“I’ll tell Mr Glyddyr himself, ma’am, please. Stand aside. I don’t want to be rude, but I’ve got my duty to do, and do it I will.”
He passed Claude sharply, brushing against her arm, and seized the thick door to draw it open, while the thought flashed through her brain—
“I am his wife. I prayed for a way to win his love—to give him mine. This man will arrest him, and I must save him if I can.”
Without pausing to consider as to the folly of her impulse, she turned on the man as he threw open the door and bent forward, and, thrusting with all her might, she sent him staggering in.
The door closed upon him with a loud clang.
“He is my husband,” panted Claude, mad with dread and excitement. “O Heaven help me! what has he done?”
At that moment, wild with jealous rage and doubt, Glyddyr came into the room, and ended, as she clung to him, speechless with emotion, by striking her savagely with such force as he possessed.

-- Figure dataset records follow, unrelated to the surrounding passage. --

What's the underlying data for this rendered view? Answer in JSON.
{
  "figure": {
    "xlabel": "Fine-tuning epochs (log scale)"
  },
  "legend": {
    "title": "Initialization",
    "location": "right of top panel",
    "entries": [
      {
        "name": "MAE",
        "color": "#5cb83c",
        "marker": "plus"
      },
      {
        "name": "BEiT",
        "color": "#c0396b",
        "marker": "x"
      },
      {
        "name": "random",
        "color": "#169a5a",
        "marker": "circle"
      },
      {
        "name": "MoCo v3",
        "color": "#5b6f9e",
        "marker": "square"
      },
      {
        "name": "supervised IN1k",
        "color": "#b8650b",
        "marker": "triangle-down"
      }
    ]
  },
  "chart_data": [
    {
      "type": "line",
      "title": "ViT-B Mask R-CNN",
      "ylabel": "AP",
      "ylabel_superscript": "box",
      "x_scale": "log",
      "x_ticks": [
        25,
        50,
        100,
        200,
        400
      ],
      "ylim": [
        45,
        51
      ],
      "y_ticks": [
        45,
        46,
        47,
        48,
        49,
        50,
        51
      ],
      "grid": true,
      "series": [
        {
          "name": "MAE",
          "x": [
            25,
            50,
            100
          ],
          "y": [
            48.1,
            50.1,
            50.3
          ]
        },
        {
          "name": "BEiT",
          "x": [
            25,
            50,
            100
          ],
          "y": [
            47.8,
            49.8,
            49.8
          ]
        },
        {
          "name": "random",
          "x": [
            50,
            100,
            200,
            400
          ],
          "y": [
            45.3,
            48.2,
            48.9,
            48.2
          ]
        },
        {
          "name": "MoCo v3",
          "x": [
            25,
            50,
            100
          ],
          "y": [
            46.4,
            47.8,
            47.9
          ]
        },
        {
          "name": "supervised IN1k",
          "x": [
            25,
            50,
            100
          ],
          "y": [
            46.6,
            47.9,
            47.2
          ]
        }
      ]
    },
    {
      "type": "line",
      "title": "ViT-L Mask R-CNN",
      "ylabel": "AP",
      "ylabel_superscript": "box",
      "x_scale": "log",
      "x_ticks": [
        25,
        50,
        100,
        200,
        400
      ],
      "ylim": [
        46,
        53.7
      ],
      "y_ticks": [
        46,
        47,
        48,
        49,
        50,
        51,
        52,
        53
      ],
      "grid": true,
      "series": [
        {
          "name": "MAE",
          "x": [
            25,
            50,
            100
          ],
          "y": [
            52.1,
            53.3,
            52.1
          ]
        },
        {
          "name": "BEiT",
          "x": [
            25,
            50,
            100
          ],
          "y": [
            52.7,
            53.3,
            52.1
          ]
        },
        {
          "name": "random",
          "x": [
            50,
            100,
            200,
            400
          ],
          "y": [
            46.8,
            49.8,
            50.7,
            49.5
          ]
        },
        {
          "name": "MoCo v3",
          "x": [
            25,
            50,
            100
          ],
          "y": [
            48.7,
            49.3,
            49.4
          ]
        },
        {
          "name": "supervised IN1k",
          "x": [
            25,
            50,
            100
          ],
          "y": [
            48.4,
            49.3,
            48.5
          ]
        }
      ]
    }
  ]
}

Claude uttered a low moan, and fell insensible across the entrance to the safe; while, after wrenching out the key, Glyddyr hurried panting from the library, closed and locked the door, and stood thinking.
“Yes,” he said, with a malignant look; “I’ll do that. Witnesses—witnesses! They shall all know.”
He crossed the hall to the drawing-room, and dragged at the bell so violently that, as he returned, the servants came hurrying through the swing-door.